At Hot Chips 2024, a theme is clearly AI. The SambaNova SN40L RDU is the company’s first design for the trillion parameter scale AI model era. I think the SN40L is outside, but there were a ton of people around earlier today. Hopefully, I will be able to grab a snapshot later.
Please note that we are doing these live at Hot Chips 2024 this week, so please excuse typos.
SambaNova SN40L RDU for Trillion Parameter AI Models
The new SambaNova SN40L “Cerulean” architecture. This is a 5nm TSMC chip with three tiers of memory, which is really neat. It is also a dataflow architecture that is designed to be a training and inference chip.
The three tiers of memory are on-chip SRAM at 520MB. There is then 64GB of HBM. There is then additional DDR memory as a capacity tier. SambaNova is showing a 16 socket system here to get features like 8GB of on-chip SRAM and 1TB of HBM.
Here is a look at the 1040 compute and memory units with their mesh switches in the SambaNova tile.

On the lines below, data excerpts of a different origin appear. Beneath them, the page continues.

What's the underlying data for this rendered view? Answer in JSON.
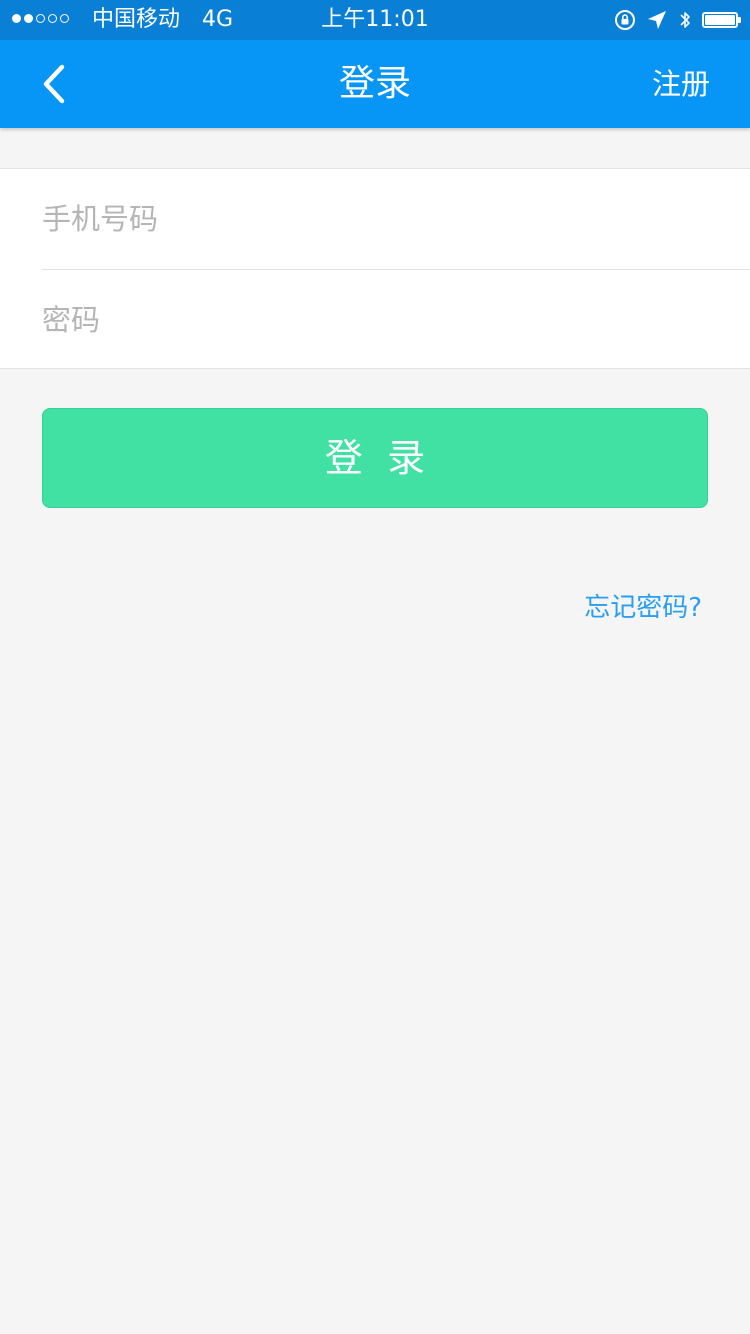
{
  "status_bar": {
    "carrier": "中国移动",
    "network": "4G",
    "time": "上午11:01",
    "signal_strength": 2,
    "signal_max": 5
  },
  "nav": {
    "back_icon": "chevron-left-icon",
    "title": "登录",
    "register_label": "注册"
  },
  "form": {
    "phone_placeholder": "手机号码",
    "password_placeholder": "密码"
  },
  "login_button_label": "登  录",
  "forgot_password_label": "忘记密码?",
  "colors": {
    "status_bar": "#0a7fd6",
    "nav_bar": "#0795f6",
    "login_button": "#41e0a3",
    "link": "#2a9ef0",
    "background": "#f5f5f5"
  }
}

Here is the compute unit. Instead having a traditional fetch/ decode and so forth execution unit, it has a sequence of static stages. The PCU can operate as a streaming unit (data from left to right), the blue is a cross lane reduction tree. In a matrix compute operation, it can be used as a systolic array.

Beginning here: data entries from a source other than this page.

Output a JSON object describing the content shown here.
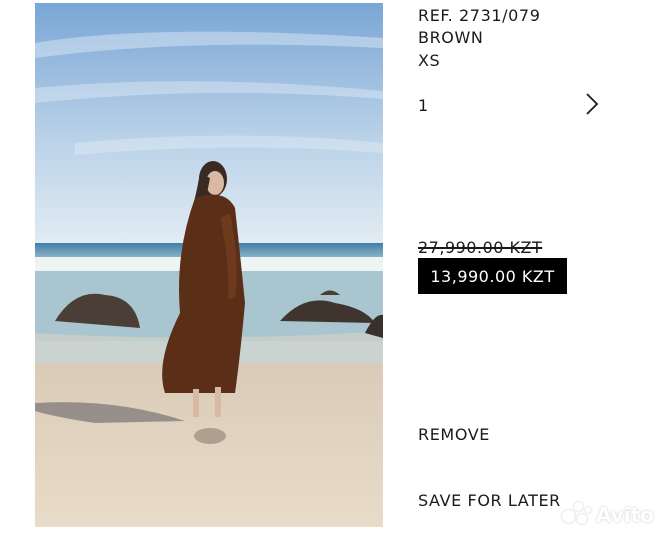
{
  "product": {
    "ref": "REF. 2731/079",
    "color": "BROWN",
    "size": "XS",
    "quantity": "1",
    "original_price": "27,990.00 KZT",
    "sale_price": "13,990.00 KZT"
  },
  "actions": {
    "remove_label": "REMOVE",
    "save_label": "SAVE FOR LATER"
  },
  "icons": {
    "quantity_next": "chevron-right-icon"
  },
  "watermark": {
    "text": "Avito"
  },
  "colors": {
    "price_badge_bg": "#000000",
    "price_badge_text": "#ffffff"
  }
}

Here is the high-level memory unit block diagram. These are programmable managed scratch pads instead of traditional caches.
The chip also has a mesh network. There are three physical networks: vector, scalar, and control.
AGCU is being used to access off-chip memory (HBM and DDR) while the PCU is designed to access the on-chip SRAM scratchpads.
Here is the top-level interconnect.
Here is an example of how the Softmax is caught by the compiler and then mapped to the hardware.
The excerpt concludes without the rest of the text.